This quote is from my laughing sweet southern momma when she stopped by unexpectedly. She knew I had been dealing with a sick kid, a full morning at the doctor, and an afternoon working from home.
Pillows were everywhere. Socks, magazines, pens, pencils, various glassware, random papers, mail, several remotes, and a plate of half eaten baked potato were all covering what I’m pretty sure was my coffee table.
Normally I like a clean house. Things had just gotten way out of hand.
I think Jesus liked clean houses, too. Can you imagine how he felt when he walked into the Temple? Animals, vendors, and beady-eyed cheating money changers were filling the Court of the Gentiles in his father’s house.
Things had gotten out of hand there, too.
Before we go any further, you need to understand Jesus was not in an uncontrollable rage. He had not let anger get the best of him.
Jesus was cleaning.
The Feast of Unleavened Bread is a seven day feast that begins the day after Passover. It is a reminder of God delivering the Jewish people from Egypt. Because they fled Egypt in the middle of the night, there was no time for their bread to rise.
Exodus 13:7 explains what is expected from the people. “Eat unleavened bread during those seven days; nothing with yeast in it is to be seen among you, nor shall any yeast be seen anywhere within your borders.
In preparation of this seven-day remembrance, the Jewish people start a week early by cleaning every room of their house. No leaven is allowed in their “borders”.
In homes, they searched for crumbs under furniture, and scrub rooms from top to bottom. They turn pockets inside out and washed all their clothing. Window sills, behind bookcases – nothing was (or is today) left untouched.
Why would they go to so much trouble?
Leaven symbolizes sin.
In Hebrew, Leaven is known as Hametz, which literally means sour.
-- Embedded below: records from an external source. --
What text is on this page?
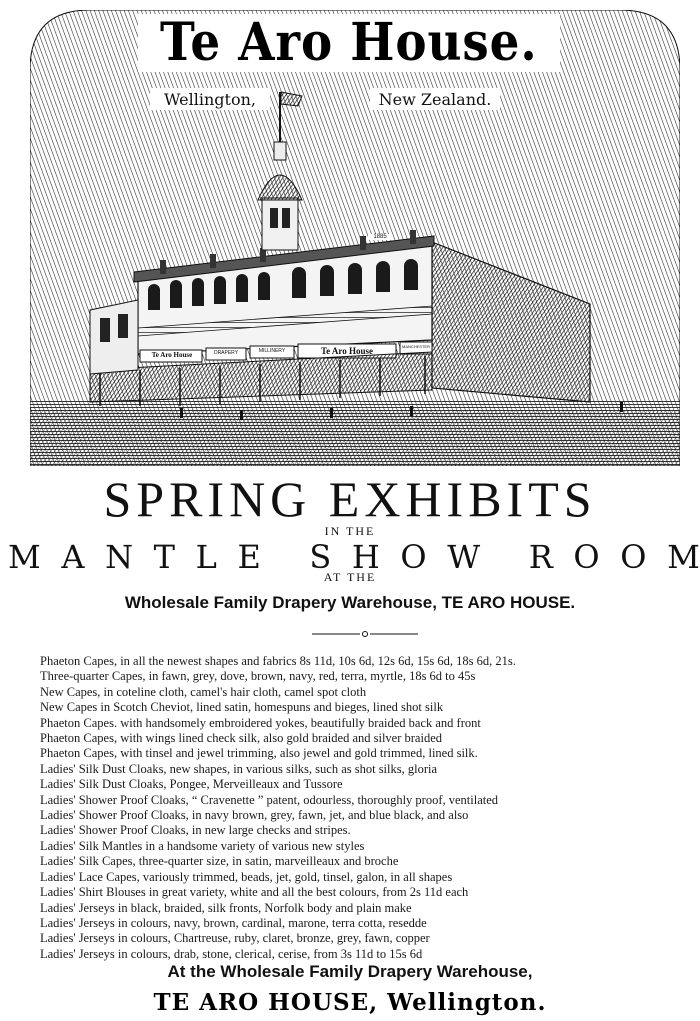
Te Aro House.
Wellington,	New Zealand.
Te Aro House	DRAPERY	MILLINERY	Te Aro House	MANCHESTER
1885
SPRING EXHIBITS
IN THE
M A N T L E S H O W R O O M
AT THE
Wholesale Family Drapery Warehouse, TE ARO HOUSE.
Phaeton Capes, in all the newest shapes and fabrics 8s 11d, 10s 6d, 12s 6d, 15s 6d, 18s 6d, 21s.
Three-quarter Capes, in fawn, grey, dove, brown, navy, red, terra, myrtle, 18s 6d to 45s
New Capes, in coteline cloth, camel's hair cloth, camel spot cloth
New Capes in Scotch Cheviot, lined satin, homespuns and bieges, lined shot silk
Phaeton Capes. with handsomely embroidered yokes, beautifully braided back and front
Phaeton Capes, with wings lined check silk, also gold braided and silver braided
Phaeton Capes, with tinsel and jewel trimming, also jewel and gold trimmed, lined silk.
Ladies' Silk Dust Cloaks, new shapes, in various silks, such as shot silks, gloria
Ladies' Silk Dust Cloaks, Pongee, Merveilleaux and Tussore
Ladies' Shower Proof Cloaks, “ Cravenette ” patent, odourless, thoroughly proof, ventilated
Ladies' Shower Proof Cloaks, in navy brown, grey, fawn, jet, and blue black, and also
Ladies' Shower Proof Cloaks, in new large checks and stripes.
Ladies' Silk Mantles in a handsome variety of various new styles
Ladies' Silk Capes, three-quarter size, in satin, marveilleaux and broche
Ladies' Lace Capes, variously trimmed, beads, jet, gold, tinsel, galon, in all shapes
Ladies' Shirt Blouses in great variety, white and all the best colours, from 2s 11d each
Ladies' Jerseys in black, braided, silk fronts, Norfolk body and plain make
Ladies' Jerseys in colours, navy, brown, cardinal, marone, terra cotta, resedde
Ladies' Jerseys in colours, Chartreuse, ruby, claret, bronze, grey, fawn, copper
Ladies' Jerseys in colours, drab, stone, clerical, cerise, from 3s 11d to 15s 6d
At the Wholesale Family Drapery Warehouse,
TE ARO HOUSE, Wellington.
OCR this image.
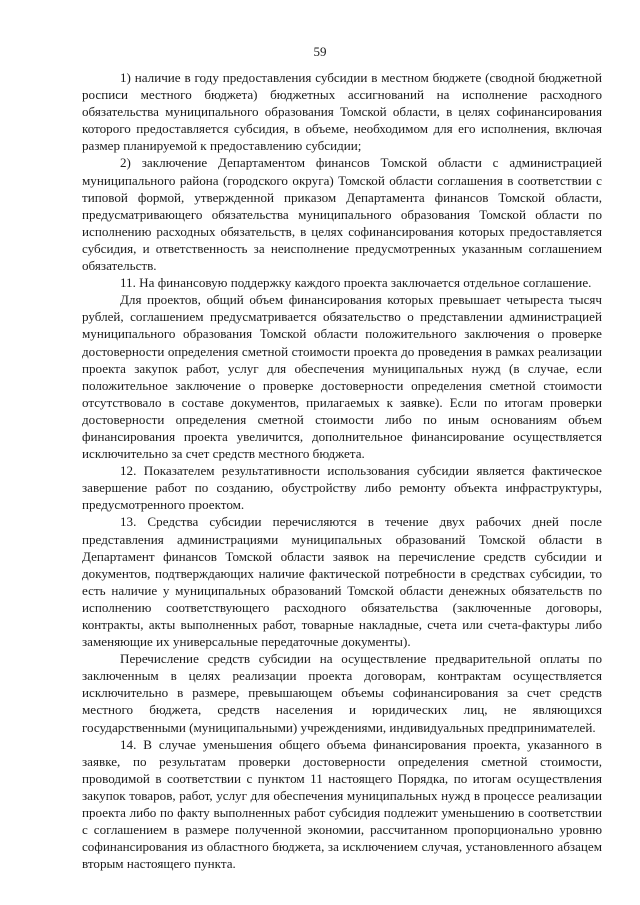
59

1) наличие в году предоставления субсидии в местном бюджете (сводной бюджетной росписи местного бюджета) бюджетных ассигнований на исполнение расходного обязательства муниципального образования Томской области, в целях софинансирования которого предоставляется субсидия, в объеме, необходимом для его исполнения, включая размер планируемой к предоставлению субсидии;

2) заключение Департаментом финансов Томской области с администрацией муниципального района (городского округа) Томской области соглашения в соответствии с типовой формой, утвержденной приказом Департамента финансов Томской области, предусматривающего обязательства муниципального образования Томской области по исполнению расходных обязательств, в целях софинансирования которых предоставляется субсидия, и ответственность за неисполнение предусмотренных указанным соглашением обязательств.

11. На финансовую поддержку каждого проекта заключается отдельное соглашение.

Для проектов, общий объем финансирования которых превышает четыреста тысяч рублей, соглашением предусматривается обязательство о представлении администрацией муниципального образования Томской области положительного заключения о проверке достоверности определения сметной стоимости проекта до проведения в рамках реализации проекта закупок работ, услуг для обеспечения муниципальных нужд (в случае, если положительное заключение о проверке достоверности определения сметной стоимости отсутствовало в составе документов, прилагаемых к заявке). Если по итогам проверки достоверности определения сметной стоимости либо по иным основаниям объем финансирования проекта увеличится, дополнительное финансирование осуществляется исключительно за счет средств местного бюджета.

12. Показателем результативности использования субсидии является фактическое завершение работ по созданию, обустройству либо ремонту объекта инфраструктуры, предусмотренного проектом.

13. Средства субсидии перечисляются в течение двух рабочих дней после представления администрациями муниципальных образований Томской области в Департамент финансов Томской области заявок на перечисление средств субсидии и документов, подтверждающих наличие фактической потребности в средствах субсидии, то есть наличие у муниципальных образований Томской области денежных обязательств по исполнению соответствующего расходного обязательства (заключенные договоры, контракты, акты выполненных работ, товарные накладные, счета или счета-фактуры либо заменяющие их универсальные передаточные документы).

Перечисление средств субсидии на осуществление предварительной оплаты по заключенным в целях реализации проекта договорам, контрактам осуществляется исключительно в размере, превышающем объемы софинансирования за счет средств местного бюджета, средств населения и юридических лиц, не являющихся государственными (муниципальными) учреждениями, индивидуальных предпринимателей.

14. В случае уменьшения общего объема финансирования проекта, указанного в заявке, по результатам проверки достоверности определения сметной стоимости, проводимой в соответствии с пунктом 11 настоящего Порядка, по итогам осуществления закупок товаров, работ, услуг для обеспечения муниципальных нужд в процессе реализации проекта либо по факту выполненных работ субсидия подлежит уменьшению в соответствии с соглашением в размере полученной экономии, рассчитанном пропорционально уровню софинансирования из областного бюджета, за исключением случая, установленного абзацем вторым настоящего пункта.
Leaven produces fermentation. Not only is eating leaven during the feast forbidden, having it anywhere in your house is seen as breaking this command.
Once added to flour, leaven quickly permeates the dough. It brings souring that is a first stage of decay. Once the leaven is in the dough, it cannot be separated from it again.
Avoiding leaven reminds the people to avoid sin, because sin decays our lives. Even a small evil thought or intention can grow, thus changing a person’s character. Cleaning is a tangible reminder to inspect ones life for anything that does not need to be there.
Jesus went into his Father’s house and “cleaned out” the leaven (sin) that was so rampant. The Jews of the day would have connected this act immediately with the cleaning preparation time for the Feast of Unleavened Bread.
Here is the passage that tells us what happened that day: And Jesus entered the temple and drove out all who sold and bought in the temple, and he overturned the tables of the money-changers and the seats of those who sold pigeons. He said to them, “It is written, ‘My house shall be called a house of prayer,’ but you make it a den of robbers.” And the blind and the lame came to him in the temple, and he healed them. But when the chief priests and the scribes saw the wonderful things that he did, and the children crying out in the temple, “Hosanna to the Son of David!” they were indignant, and they said to him, “Do you hear what these are saying?” (Matthew 21: 12-16)
Notice Jesus didn’t tip everything over and storm out.
He even lingered long enough for children to really make the temple leaders angry.
When they said Hosanna, they were implying that Jesus was going to deliver them.
When they said the Son of David, they were calling him King of the Jews.
And instead of being excited that the King of the Jews would deliver them into righteousness, the leaders became indignant out of jealousy.
Instead of cleansing their hearts from pride and selfishness, they allowed the “leaven” in their lives to grow.